Here we report the recombinant expression of the catalytically active phosphatase domain of the Saccharomyces cerevisiae protein phosphatase 1 (Ppt1) in E. coli. Ppt1 consists of two domains: a 20 kDa TPR (tetratricopeptide repeat) domain, which mediates protein-protein interactions and directs Ppt1 to potential substrate proteins, e.g. the molecular chaperone Hsp90. The second, a 40 kDa phosphatase domain, exhibits catalytic activity and dephosphorylates phosphorylated serine/threonine residues of respective substrate proteins. The Ppt1 phosphatase domain was cloned and expressed in E. coli in unsoluble inclusion bodies. After isolating these, the aggregates were denatured and soluble protein was purified using affinity chromatography. Optimal renaturation conditions led to large amounts of the refolded phosphatase domain in high purity. Interestingly, further enzymatic studies revealed that the domain is correctly folded and shows higher catalytic activity compared to the full length protein.

5.03 Matrix-Assisted Refolding of Oligomeric Small Heat Shock Protein Hsp26 Titus M. Franzmann Department Chemie, Technische Universität München, DE-85747 Garching, Germany.

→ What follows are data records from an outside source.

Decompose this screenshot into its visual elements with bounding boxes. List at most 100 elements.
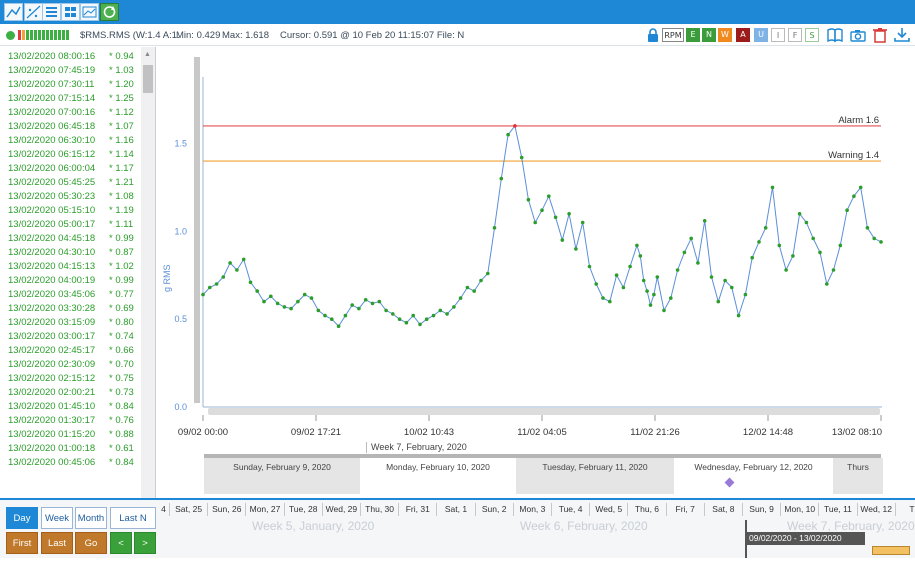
data-point[interactable]: [553, 215, 558, 220]
data-point[interactable]: [797, 212, 802, 216]
line-chart-icon[interactable]: [4, 3, 23, 21]
download-icon[interactable]: [893, 27, 911, 43]
list-item[interactable]: 13/02/2020 01:45:10 * 0.84: [8, 401, 134, 415]
list-item[interactable]: 13/02/2020 00:45:06 * 0.84: [8, 457, 134, 471]
data-point[interactable]: [825, 282, 829, 286]
list-item[interactable]: 13/02/2020 06:15:12 * 1.14: [8, 149, 134, 163]
list-item[interactable]: 13/02/2020 06:30:10 * 1.16: [8, 135, 134, 149]
delete-icon[interactable]: [871, 27, 889, 43]
filter-u-button[interactable]: U: [754, 28, 768, 42]
next-button[interactable]: >: [134, 532, 156, 554]
list-item[interactable]: 13/02/2020 03:30:28 * 0.69: [8, 303, 134, 317]
data-point[interactable]: [689, 236, 693, 241]
data-point[interactable]: [397, 317, 402, 322]
data-point[interactable]: [872, 236, 876, 241]
data-point[interactable]: [465, 285, 470, 290]
data-point[interactable]: [852, 194, 856, 198]
list-icon[interactable]: [42, 3, 61, 21]
data-point[interactable]: [282, 305, 287, 309]
calendar-day[interactable]: Mon, 27: [246, 503, 285, 516]
data-point[interactable]: [560, 238, 565, 242]
data-point[interactable]: [770, 185, 775, 190]
list-item[interactable]: 13/02/2020 04:30:10 * 0.87: [8, 247, 134, 261]
data-point[interactable]: [614, 273, 619, 277]
data-point[interactable]: [499, 176, 504, 181]
data-point[interactable]: [791, 254, 795, 258]
data-point[interactable]: [472, 289, 477, 293]
data-point[interactable]: [763, 226, 768, 230]
data-point[interactable]: [845, 208, 849, 212]
data-point[interactable]: [736, 313, 741, 318]
data-point[interactable]: [621, 285, 626, 290]
timeline-day[interactable]: Tuesday, February 11, 2020: [516, 458, 674, 494]
calendar-day[interactable]: Sun, 9: [743, 503, 782, 516]
data-point[interactable]: [645, 289, 649, 293]
data-point[interactable]: [662, 308, 666, 313]
data-point[interactable]: [458, 296, 463, 300]
data-point[interactable]: [214, 282, 219, 286]
list-item[interactable]: 13/02/2020 01:15:20 * 0.88: [8, 429, 134, 443]
data-point[interactable]: [235, 268, 239, 272]
data-point[interactable]: [641, 278, 646, 283]
list-item[interactable]: 13/02/2020 03:15:09 * 0.80: [8, 317, 134, 331]
data-point[interactable]: [526, 197, 531, 202]
data-point[interactable]: [858, 185, 863, 190]
log-scrollbar[interactable]: ▲: [141, 47, 155, 499]
data-point[interactable]: [519, 155, 524, 160]
chart-vertical-slider[interactable]: [194, 57, 200, 403]
data-point[interactable]: [384, 308, 388, 313]
data-point[interactable]: [702, 219, 707, 223]
data-point[interactable]: [831, 268, 836, 272]
filter-f-button[interactable]: F: [788, 28, 802, 42]
prev-button[interactable]: <: [110, 532, 132, 554]
data-point[interactable]: [228, 261, 232, 265]
chart-horizontal-scrollbar[interactable]: [208, 408, 880, 415]
data-point[interactable]: [838, 243, 843, 248]
data-point[interactable]: [418, 322, 422, 327]
data-point[interactable]: [302, 292, 307, 297]
data-point[interactable]: [594, 282, 598, 286]
calendar-day[interactable]: 4: [158, 503, 170, 516]
calendar-day[interactable]: Thu, 6: [628, 503, 667, 516]
data-point[interactable]: [648, 303, 653, 307]
data-point[interactable]: [547, 194, 551, 198]
data-point[interactable]: [445, 312, 449, 316]
range-slider[interactable]: [872, 546, 910, 555]
list-item[interactable]: 13/02/2020 04:00:19 * 0.99: [8, 275, 134, 289]
list-item[interactable]: 13/02/2020 02:45:17 * 0.66: [8, 345, 134, 359]
calendar-day[interactable]: Sat, 1: [437, 503, 476, 516]
calendar-day[interactable]: Fri, 7: [667, 503, 705, 516]
timeline-day[interactable]: Monday, February 10, 2020: [361, 458, 515, 494]
filter-e-button[interactable]: E: [686, 28, 700, 42]
data-point[interactable]: [296, 299, 300, 304]
data-point[interactable]: [730, 285, 734, 290]
data-point[interactable]: [628, 264, 632, 269]
data-point[interactable]: [804, 220, 809, 225]
goto-button[interactable]: Go To...: [75, 532, 107, 571]
list-item[interactable]: 13/02/2020 05:00:17 * 1.11: [8, 219, 133, 233]
data-point[interactable]: [574, 247, 578, 251]
data-point[interactable]: [316, 308, 321, 313]
data-point[interactable]: [587, 264, 592, 269]
data-point[interactable]: [506, 132, 510, 137]
data-point[interactable]: [723, 278, 727, 283]
data-point[interactable]: [818, 250, 822, 255]
filter-a-button[interactable]: A: [736, 28, 750, 42]
data-point[interactable]: [289, 306, 293, 311]
filter-rpm-button[interactable]: RPM: [662, 28, 684, 42]
data-point[interactable]: [784, 268, 788, 272]
data-point[interactable]: [241, 257, 246, 262]
data-point[interactable]: [709, 275, 714, 279]
calendar-day[interactable]: Wed, 29: [323, 503, 361, 516]
grid-icon[interactable]: [61, 3, 80, 21]
calendar-day[interactable]: Th: [896, 503, 915, 516]
data-point[interactable]: [452, 305, 456, 309]
data-point[interactable]: [248, 280, 253, 285]
list-item[interactable]: 13/02/2020 04:45:18 * 0.99: [8, 233, 134, 247]
calendar-day[interactable]: Tue, 4: [552, 503, 591, 516]
data-point[interactable]: [201, 292, 205, 297]
day-button[interactable]: Day: [6, 507, 38, 529]
list-item[interactable]: 13/02/2020 05:45:25 * 1.21: [8, 177, 134, 191]
data-point[interactable]: [669, 296, 673, 300]
data-point[interactable]: [275, 301, 280, 306]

Recombinant gene expression in the prokaryotic host Escherichia coli is of general interest for both biotechnology and basic research. Use of E. coli is inexpensive and advantageous due to the fully developed genetic accessibility. However, often accumulation of the insoluble target protein (inclusion body) is observed. Especially when over expressing eukaryotic or disulfide bond containing proteins inclusion body formation is likely to happen. Nonetheless, insolubly produced protein can be regained and refolded in vitro. Commonly, renaturation of proteins is accomplished by methods involving dilution or dialysis of the target protein. Another interesting alternative is matrix-assisted refolding in which the denatured protein is immobilized on a column. Refolding is initiated by buffer exchange while the target protein remains bound. We have used matrix-assisted refolding of a double cysteine variant of Hsp26, a small heat-shock protein from S. cerevisiae which is expressed quantitatively insoluble in E. coli BL21 (DE3) cells. We show that this oligomeric protein can be efficiently recovered from the insoluble fraction and refolded into its native oligomeric and chaperone active state using ion exchange and size exclusion chromatography.

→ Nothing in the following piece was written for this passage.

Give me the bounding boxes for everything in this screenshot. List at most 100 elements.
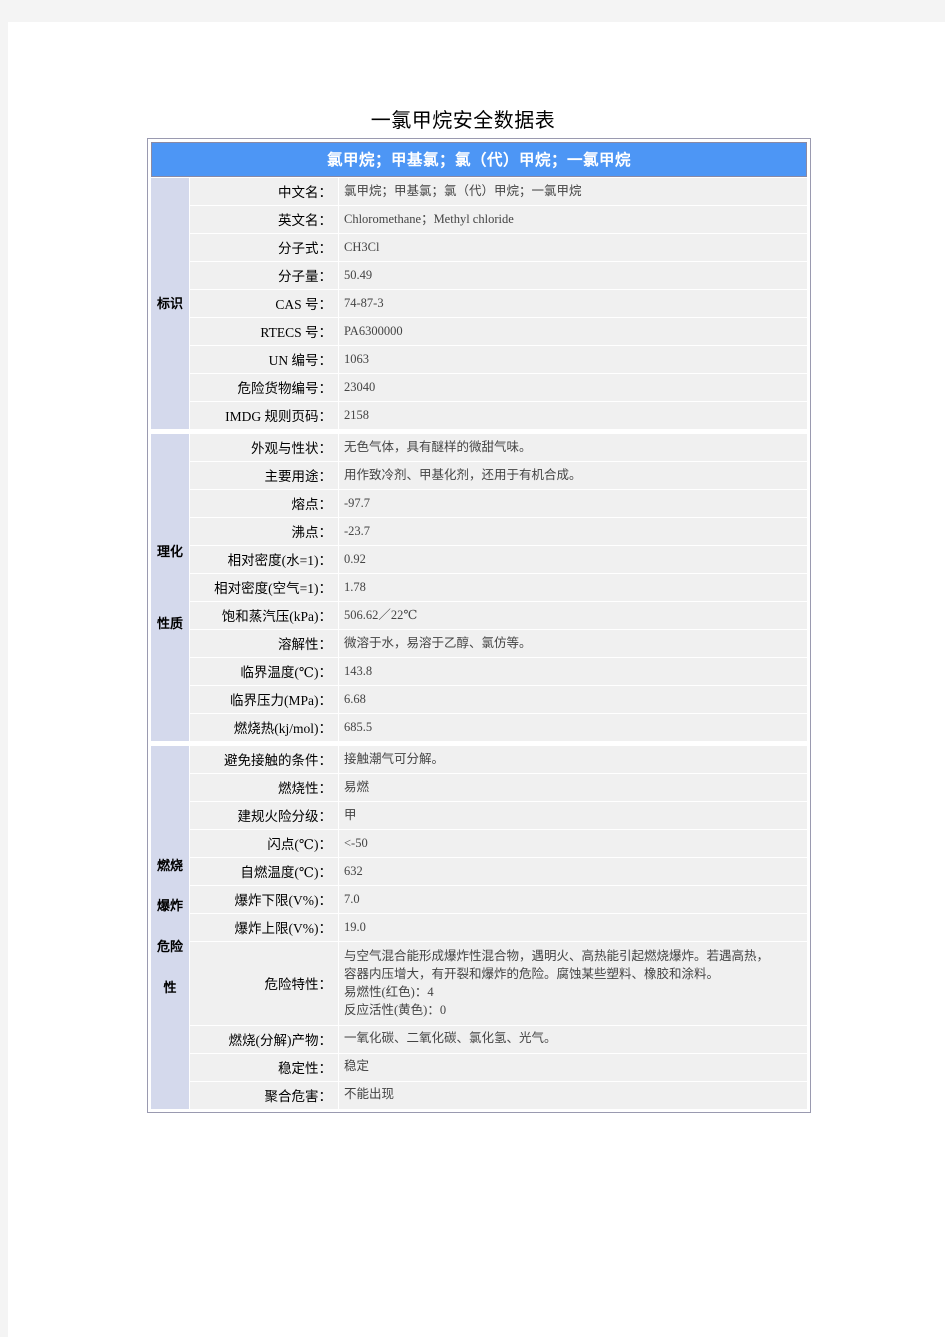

5.04 Large-Scale Production, Bacterial Location Assessment and Two-Step Purification of Human Single-Chain Fv Antibodies against AlphaIIb-Beta3 Integrin R. Robert¹, G. Clofent-Sanchez¹, A. Hocquellet², M-J. Jacobin¹, A. M. Noubhani², and X. Santarelli² ¹ UMR 5536 RMSB and ²ESTBB, Université V. Sagalen Bordeaux 2, 146 rue Léo Saignat,
FR-33076 Bordeaux Cedex, France.

Human anti-alphaIIb-beta3 scFv fragments were previously isolated by phage-display using an immune library. They were further cloned in the pHOG21 vector for a soluble expression. Our objective was to investigate the compartmental E. coli localization in batch conditions of an anti-alphaIIb-beta3 scFv fragment referred to as scFv[EBB3].

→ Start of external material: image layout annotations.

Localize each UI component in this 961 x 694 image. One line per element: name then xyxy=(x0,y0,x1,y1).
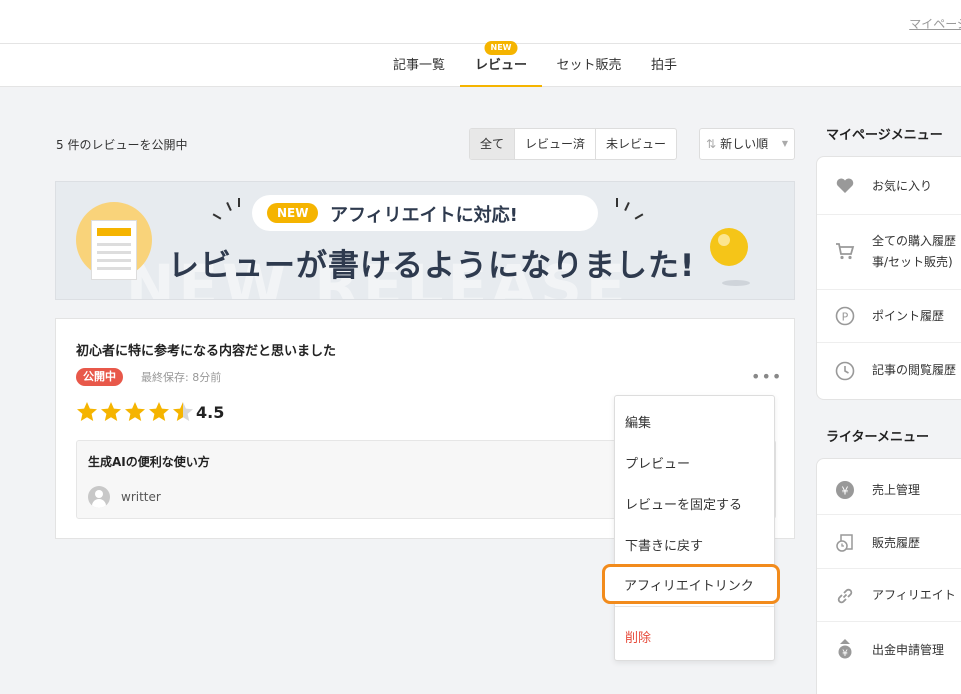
spark-icon xyxy=(226,201,232,212)
menu-item-preview[interactable]: プレビュー xyxy=(625,453,690,472)
tab-articles[interactable]: 記事一覧 xyxy=(383,44,455,87)
filter-unreviewed-button[interactable]: 未レビュー xyxy=(596,129,676,159)
lightbulb-shadow xyxy=(722,280,750,286)
menu-item-affiliate-link[interactable]: アフィリエイトリンク xyxy=(602,564,780,604)
svg-text:¥: ¥ xyxy=(842,649,848,659)
spark-icon xyxy=(616,198,618,207)
link-icon xyxy=(837,588,853,604)
spark-icon xyxy=(238,198,240,207)
new-badge: NEW xyxy=(484,41,518,55)
point-icon: P xyxy=(835,306,855,326)
lightbulb-shine xyxy=(718,234,730,246)
rating-value: 4.5 xyxy=(196,403,225,422)
more-options-icon[interactable]: ••• xyxy=(751,369,782,385)
top-header: マイページ xyxy=(0,0,961,44)
menu-item-pin[interactable]: レビューを固定する xyxy=(625,494,742,513)
lightbulb-icon xyxy=(710,228,748,266)
review-options-menu: 編集 プレビュー レビューを固定する 下書きに戻す 削除 xyxy=(614,395,775,661)
status-badge: 公開中 xyxy=(76,368,123,386)
banner-new-badge: NEW xyxy=(267,203,319,223)
spark-icon xyxy=(634,213,644,220)
sort-icon: ⇅ xyxy=(706,137,717,151)
review-title: 初心者に特に参考になる内容だと思いました xyxy=(76,344,337,359)
mypage-link[interactable]: マイページ xyxy=(909,15,961,32)
chevron-down-icon: ▼ xyxy=(781,139,788,148)
tab-bar: 記事一覧 NEW レビュー セット販売 拍手 xyxy=(0,41,961,87)
svg-text:¥: ¥ xyxy=(842,485,849,498)
sidebar-item-favorites[interactable]: お気に入り xyxy=(817,157,961,215)
writer-menu: ¥ 売上管理 販売履歴 アフィリエイト ¥ 出金申請管理 xyxy=(816,458,961,694)
sort-select[interactable]: ⇅ 新しい順 ▼ xyxy=(699,128,795,160)
filter-all-button[interactable]: 全て xyxy=(470,129,516,159)
spark-icon xyxy=(624,201,630,212)
half-star-icon xyxy=(173,402,193,421)
heart-icon xyxy=(836,178,854,193)
review-count: 5 件のレビューを公開中 xyxy=(56,138,188,152)
sidebar-item-purchase-history[interactable]: 全ての購入履歴 事/セット販売) xyxy=(817,215,961,290)
yen-icon: ¥ xyxy=(836,481,854,499)
menu-item-delete[interactable]: 削除 xyxy=(625,627,651,646)
mypage-menu: お気に入り 全ての購入履歴 事/セット販売) P ポイント履歴 記事の閲覧履歴 xyxy=(816,156,961,400)
document-icon xyxy=(91,220,137,280)
star-icon xyxy=(125,402,145,421)
menu-divider xyxy=(615,606,774,607)
affiliate-link-label: アフィリエイトリンク xyxy=(624,579,754,594)
tab-reviews[interactable]: NEW レビュー xyxy=(460,41,542,87)
writer-menu-heading: ライターメニュー xyxy=(826,430,929,445)
avatar xyxy=(88,486,110,508)
mypage-menu-heading: マイページメニュー xyxy=(826,128,943,143)
author-name: writter xyxy=(121,490,161,504)
cart-icon xyxy=(836,243,855,260)
star-icon xyxy=(77,402,97,421)
filter-group: 全て レビュー済 未レビュー xyxy=(469,128,678,160)
tab-set-sales[interactable]: セット販売 xyxy=(548,44,630,87)
star-rating xyxy=(76,401,194,423)
sidebar-item-sales[interactable]: ¥ 売上管理 xyxy=(817,459,961,515)
sidebar-item-view-history[interactable]: 記事の閲覧履歴 xyxy=(817,343,961,399)
banner-pill: NEW アフィリエイトに対応! xyxy=(252,195,598,231)
clock-icon xyxy=(835,361,855,381)
sidebar-item-sales-history[interactable]: 販売履歴 xyxy=(817,515,961,569)
release-banner[interactable]: NEW RELEASE NEW アフィリエイトに対応! レビューが書けるようにな… xyxy=(55,181,795,300)
last-saved-text: 最終保存: 8分前 xyxy=(141,371,222,384)
sidebar-item-withdrawal[interactable]: ¥ 出金申請管理 xyxy=(817,622,961,677)
svg-text:P: P xyxy=(842,311,849,324)
history-icon xyxy=(836,534,853,552)
menu-item-revert-draft[interactable]: 下書きに戻す xyxy=(625,535,703,554)
tab-applause[interactable]: 拍手 xyxy=(640,44,688,87)
star-icon xyxy=(101,402,121,421)
filter-reviewed-button[interactable]: レビュー済 xyxy=(515,129,597,159)
menu-item-edit[interactable]: 編集 xyxy=(625,412,651,431)
sidebar-item-point-history[interactable]: P ポイント履歴 xyxy=(817,290,961,343)
banner-subtitle: アフィリエイトに対応! xyxy=(330,205,518,226)
banner-title: レビューが書けるようになりました! xyxy=(168,248,696,284)
article-title: 生成AIの便利な使い方 xyxy=(88,455,210,469)
withdraw-icon: ¥ xyxy=(838,639,852,659)
sidebar-item-affiliate[interactable]: アフィリエイト xyxy=(817,569,961,622)
stars-graphic xyxy=(77,402,193,421)
spark-icon xyxy=(212,213,222,220)
star-icon xyxy=(149,402,169,421)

Production in large-scale condition was recently optimized for another selected anti-alphaIIb-beta3 scFv fragment, scFv[TEG4]. We compare in this work different purification processes elaborated for cell compartments such as supernatant, cytoplasm and inclusion bodies for isolation of high quality antibody fragments. After solubilization of inclusion bodies followed by immobilized metal affinity chromatography (IMAC) and a renaturation procedure performed on the column, a second step purification was further realized as a polishing step. The same two-step procedure was applied for sonicated cells or supernatant using streamline process. The purity of the product was assessed by silver stained sodium dodecyl sulfate (SDS)-polyacrylamide gel electrophoresis (PAGE). The scFv activities were then tested by enzyme-linked immunosorbent assay (ELISA) and flow cytometry on human platelets.

The final aim of our purification work was to couple highly purified scFv fragments with superparamagnetic or paramagnetic agents to be used as imaging agents of the thrombus by Magnetic Resonance Imaging.